Is it possible to get the unique values from a chosen column from a HDF file? That would be great feature to have this happening on disk.
Comment From: jreback
http://pandas.pydata.org/pandas-docs/stable/io.html#advanced-queries
then .unique()
Comment From: michaelaye
yeah, i know that, but that's not what i want. I could have a column with 10 million entries, but only 100 unique values, and I don't want to spend the memory on that.
Comment From: jreback
you can do it in a loop where you chunk select (in read column which has start/stop), unique and update a set
something like this:
result = set()
with pd.get_store(....) as store:
nrows = store.get_storer(key).nrows
chunksize = 1000000
for i in range(0,nrows/chunksize + 1):
result |= set(store.select_column(key,start=i*chunksize,stop=(i+1)*chunksize).unique().tolist())
chunksize
could be added to select_column
if you are interested
Comment From: michaelaye
oh, store supports with
, nice! :)
so, when using chunksize
with select_column i would get some kind of reader object, same as for read_csv?
Comment From: jreback
chunksize needs implementing (but yes would return an iterator over an index I think)
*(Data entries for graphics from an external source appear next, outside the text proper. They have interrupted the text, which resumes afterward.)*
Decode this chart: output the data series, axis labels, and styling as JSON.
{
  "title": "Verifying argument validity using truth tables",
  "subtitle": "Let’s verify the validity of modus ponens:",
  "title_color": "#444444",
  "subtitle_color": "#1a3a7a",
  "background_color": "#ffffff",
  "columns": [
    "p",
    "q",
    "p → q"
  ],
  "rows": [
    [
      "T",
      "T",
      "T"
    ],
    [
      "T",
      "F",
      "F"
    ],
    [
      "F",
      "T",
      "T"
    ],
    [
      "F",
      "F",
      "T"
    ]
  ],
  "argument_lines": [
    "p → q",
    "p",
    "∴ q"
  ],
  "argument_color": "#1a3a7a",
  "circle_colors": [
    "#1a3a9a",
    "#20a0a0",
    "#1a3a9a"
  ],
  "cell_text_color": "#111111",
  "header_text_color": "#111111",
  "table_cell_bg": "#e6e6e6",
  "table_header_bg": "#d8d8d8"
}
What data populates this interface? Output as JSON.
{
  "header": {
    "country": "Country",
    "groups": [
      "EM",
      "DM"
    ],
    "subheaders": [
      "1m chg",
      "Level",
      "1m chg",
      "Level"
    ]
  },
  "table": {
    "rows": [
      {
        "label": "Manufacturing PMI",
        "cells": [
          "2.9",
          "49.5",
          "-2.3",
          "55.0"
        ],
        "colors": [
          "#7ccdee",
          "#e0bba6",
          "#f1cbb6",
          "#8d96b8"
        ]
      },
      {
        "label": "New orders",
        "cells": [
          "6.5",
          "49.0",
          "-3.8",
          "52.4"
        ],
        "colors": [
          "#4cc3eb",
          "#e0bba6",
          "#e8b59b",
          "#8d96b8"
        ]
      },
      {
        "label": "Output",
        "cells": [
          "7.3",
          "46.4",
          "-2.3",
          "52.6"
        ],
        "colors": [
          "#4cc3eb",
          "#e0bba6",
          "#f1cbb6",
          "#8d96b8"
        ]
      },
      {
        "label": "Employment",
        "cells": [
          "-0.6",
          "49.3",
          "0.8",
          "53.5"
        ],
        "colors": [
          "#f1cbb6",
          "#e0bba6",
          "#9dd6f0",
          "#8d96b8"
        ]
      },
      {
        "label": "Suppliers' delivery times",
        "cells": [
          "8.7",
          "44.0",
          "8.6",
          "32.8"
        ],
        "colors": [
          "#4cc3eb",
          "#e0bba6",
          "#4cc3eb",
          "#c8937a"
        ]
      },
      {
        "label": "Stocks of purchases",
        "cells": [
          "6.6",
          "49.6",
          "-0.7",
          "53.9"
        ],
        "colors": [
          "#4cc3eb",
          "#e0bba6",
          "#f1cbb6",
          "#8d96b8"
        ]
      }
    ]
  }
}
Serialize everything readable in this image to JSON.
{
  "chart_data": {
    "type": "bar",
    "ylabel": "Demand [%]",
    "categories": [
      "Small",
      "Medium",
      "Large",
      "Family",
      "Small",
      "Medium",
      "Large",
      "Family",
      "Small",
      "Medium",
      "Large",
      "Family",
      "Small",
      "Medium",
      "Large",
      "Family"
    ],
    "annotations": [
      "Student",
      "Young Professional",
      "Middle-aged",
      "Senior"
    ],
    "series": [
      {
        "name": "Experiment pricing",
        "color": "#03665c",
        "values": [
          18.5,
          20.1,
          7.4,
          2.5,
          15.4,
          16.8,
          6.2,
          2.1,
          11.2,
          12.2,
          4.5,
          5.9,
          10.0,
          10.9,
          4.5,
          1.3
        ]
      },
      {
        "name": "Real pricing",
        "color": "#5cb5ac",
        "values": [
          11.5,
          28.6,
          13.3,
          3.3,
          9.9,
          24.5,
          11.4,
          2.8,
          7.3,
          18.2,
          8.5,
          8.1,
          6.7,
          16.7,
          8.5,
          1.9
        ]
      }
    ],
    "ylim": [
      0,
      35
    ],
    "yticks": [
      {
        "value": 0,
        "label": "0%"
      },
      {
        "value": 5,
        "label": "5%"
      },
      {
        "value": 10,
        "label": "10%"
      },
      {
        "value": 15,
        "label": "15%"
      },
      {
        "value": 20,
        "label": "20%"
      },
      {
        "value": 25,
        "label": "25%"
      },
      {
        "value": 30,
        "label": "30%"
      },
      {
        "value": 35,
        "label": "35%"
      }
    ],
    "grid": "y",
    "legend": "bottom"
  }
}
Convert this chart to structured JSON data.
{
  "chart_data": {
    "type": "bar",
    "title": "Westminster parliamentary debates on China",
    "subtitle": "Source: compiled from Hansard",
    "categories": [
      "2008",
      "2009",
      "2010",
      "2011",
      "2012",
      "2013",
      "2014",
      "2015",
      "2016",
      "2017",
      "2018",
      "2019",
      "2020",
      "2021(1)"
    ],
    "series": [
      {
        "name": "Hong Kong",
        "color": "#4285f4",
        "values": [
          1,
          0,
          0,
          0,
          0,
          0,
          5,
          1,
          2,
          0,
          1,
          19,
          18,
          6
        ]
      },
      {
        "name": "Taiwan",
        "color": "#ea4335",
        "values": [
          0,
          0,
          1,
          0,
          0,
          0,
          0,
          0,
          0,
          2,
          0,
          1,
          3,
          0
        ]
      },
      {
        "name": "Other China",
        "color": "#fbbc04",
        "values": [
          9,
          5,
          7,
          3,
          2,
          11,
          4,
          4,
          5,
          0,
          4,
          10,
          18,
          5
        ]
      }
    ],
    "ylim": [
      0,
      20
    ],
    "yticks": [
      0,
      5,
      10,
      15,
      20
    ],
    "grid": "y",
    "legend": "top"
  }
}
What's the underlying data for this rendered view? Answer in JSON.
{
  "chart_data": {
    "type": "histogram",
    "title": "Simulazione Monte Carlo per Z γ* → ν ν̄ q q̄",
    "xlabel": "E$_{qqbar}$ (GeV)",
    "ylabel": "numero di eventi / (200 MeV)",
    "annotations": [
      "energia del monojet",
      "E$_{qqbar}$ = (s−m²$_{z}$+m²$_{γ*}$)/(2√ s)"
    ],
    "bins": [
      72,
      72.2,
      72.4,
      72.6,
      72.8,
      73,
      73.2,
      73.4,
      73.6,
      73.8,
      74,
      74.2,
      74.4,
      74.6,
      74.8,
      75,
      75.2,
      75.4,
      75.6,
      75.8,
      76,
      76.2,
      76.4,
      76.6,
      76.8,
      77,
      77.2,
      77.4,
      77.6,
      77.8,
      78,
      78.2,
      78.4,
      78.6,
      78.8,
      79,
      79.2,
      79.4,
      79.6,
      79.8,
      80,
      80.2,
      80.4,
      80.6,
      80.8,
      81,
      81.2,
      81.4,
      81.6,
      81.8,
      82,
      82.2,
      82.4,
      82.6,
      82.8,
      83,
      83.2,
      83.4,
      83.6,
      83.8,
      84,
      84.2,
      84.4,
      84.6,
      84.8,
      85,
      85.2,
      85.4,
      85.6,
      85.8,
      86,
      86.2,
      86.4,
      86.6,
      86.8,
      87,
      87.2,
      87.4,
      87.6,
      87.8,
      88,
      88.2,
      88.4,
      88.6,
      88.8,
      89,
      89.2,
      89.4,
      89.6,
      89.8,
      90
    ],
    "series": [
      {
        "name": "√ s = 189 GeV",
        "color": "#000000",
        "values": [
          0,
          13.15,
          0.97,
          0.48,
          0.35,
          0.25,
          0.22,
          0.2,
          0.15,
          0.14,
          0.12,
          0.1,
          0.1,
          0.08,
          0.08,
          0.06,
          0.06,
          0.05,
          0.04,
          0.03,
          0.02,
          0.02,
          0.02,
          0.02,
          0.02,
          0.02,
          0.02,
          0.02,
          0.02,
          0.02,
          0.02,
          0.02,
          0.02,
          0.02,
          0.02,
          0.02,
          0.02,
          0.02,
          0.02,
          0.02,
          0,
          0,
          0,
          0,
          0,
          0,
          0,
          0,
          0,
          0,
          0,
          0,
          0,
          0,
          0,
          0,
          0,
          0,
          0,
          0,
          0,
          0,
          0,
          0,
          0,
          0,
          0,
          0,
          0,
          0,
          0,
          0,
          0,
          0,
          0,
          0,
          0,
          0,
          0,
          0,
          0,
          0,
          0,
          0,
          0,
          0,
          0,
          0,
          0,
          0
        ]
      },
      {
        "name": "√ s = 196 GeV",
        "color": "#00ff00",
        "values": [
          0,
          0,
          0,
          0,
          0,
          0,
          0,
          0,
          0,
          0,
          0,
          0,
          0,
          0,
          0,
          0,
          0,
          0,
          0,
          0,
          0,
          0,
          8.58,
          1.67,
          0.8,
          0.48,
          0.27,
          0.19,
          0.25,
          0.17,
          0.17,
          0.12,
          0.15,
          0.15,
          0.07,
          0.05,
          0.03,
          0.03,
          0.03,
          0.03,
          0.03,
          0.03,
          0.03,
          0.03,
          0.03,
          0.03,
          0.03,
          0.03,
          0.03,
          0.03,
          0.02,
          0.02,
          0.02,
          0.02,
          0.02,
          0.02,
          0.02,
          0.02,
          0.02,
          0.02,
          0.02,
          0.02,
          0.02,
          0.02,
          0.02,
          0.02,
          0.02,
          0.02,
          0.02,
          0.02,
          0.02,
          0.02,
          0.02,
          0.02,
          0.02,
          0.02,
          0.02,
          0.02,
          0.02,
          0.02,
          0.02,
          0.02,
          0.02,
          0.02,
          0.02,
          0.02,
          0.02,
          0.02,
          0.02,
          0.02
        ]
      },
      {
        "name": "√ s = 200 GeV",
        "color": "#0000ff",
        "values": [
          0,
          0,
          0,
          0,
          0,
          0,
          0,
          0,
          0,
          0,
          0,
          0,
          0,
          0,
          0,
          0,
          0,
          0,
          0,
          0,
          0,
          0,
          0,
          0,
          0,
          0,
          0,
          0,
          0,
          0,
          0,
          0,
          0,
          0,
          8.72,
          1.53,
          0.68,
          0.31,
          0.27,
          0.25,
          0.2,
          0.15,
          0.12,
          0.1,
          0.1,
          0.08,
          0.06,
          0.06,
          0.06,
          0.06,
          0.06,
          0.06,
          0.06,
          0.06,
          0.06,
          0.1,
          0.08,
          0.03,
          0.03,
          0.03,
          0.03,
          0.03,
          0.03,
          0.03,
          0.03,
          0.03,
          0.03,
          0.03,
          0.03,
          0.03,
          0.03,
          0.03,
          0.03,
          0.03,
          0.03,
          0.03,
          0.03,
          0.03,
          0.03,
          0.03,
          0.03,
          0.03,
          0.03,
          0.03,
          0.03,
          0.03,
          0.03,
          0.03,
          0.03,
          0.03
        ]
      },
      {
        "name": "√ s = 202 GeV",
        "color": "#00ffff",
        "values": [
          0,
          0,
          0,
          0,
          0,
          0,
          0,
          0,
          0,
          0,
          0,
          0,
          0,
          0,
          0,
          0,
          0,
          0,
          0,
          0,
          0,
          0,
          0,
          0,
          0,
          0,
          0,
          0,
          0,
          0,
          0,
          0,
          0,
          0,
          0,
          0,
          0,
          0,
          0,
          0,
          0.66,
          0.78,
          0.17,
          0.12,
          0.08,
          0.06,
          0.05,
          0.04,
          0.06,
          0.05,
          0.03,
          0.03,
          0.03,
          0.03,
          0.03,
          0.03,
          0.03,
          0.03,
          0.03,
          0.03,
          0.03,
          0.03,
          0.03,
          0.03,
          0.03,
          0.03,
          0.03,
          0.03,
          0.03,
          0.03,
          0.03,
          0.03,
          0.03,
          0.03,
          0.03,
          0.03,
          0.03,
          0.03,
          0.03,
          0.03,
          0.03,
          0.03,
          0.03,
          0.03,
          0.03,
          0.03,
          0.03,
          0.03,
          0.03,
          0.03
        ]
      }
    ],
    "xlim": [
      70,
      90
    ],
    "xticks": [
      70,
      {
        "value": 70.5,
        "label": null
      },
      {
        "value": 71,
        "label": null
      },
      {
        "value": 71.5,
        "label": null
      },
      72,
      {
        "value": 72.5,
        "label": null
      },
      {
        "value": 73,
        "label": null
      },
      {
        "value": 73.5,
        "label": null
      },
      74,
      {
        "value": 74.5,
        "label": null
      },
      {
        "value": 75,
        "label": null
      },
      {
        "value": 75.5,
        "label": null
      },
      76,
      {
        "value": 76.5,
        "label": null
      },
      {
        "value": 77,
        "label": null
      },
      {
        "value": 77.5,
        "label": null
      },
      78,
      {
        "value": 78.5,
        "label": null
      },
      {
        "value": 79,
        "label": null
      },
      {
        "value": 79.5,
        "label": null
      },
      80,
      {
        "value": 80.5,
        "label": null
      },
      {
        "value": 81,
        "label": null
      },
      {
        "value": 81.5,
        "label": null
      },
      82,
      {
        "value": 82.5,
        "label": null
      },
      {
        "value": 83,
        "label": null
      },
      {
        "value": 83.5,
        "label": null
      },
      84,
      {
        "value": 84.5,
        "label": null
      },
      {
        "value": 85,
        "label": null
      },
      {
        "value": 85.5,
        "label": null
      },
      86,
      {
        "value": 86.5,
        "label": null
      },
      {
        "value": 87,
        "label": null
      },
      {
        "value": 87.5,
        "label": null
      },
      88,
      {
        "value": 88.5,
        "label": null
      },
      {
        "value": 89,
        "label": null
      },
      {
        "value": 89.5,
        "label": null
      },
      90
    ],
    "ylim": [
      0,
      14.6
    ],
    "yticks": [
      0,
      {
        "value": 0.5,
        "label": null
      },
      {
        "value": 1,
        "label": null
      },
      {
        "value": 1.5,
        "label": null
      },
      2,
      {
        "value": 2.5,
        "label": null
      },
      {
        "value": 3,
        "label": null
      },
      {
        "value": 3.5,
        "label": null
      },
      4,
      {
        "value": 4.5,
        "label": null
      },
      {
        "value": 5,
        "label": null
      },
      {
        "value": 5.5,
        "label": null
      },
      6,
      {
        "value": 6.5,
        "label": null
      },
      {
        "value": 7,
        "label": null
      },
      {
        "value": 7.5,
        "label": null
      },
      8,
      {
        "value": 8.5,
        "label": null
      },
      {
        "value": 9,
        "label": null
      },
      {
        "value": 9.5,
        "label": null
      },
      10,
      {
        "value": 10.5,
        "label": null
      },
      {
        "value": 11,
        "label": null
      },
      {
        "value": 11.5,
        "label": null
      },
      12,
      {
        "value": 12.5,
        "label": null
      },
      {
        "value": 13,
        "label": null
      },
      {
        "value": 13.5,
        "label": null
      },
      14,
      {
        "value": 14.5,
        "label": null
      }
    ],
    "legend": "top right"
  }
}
u can manually do it as above (chunksize would basically do this )
Comment From: michaelaye
what r u doing with result/chunksize
there? 'set' / 'int' ?
Comment From: michaelaye
ah u must mean nrows/chunksize, clever thing with the set i like it, thanks
Comment From: jreback
this will use constant memory which is always nice
Comment From: jreback
closing as better suited to dask / other formats (and recipe is above)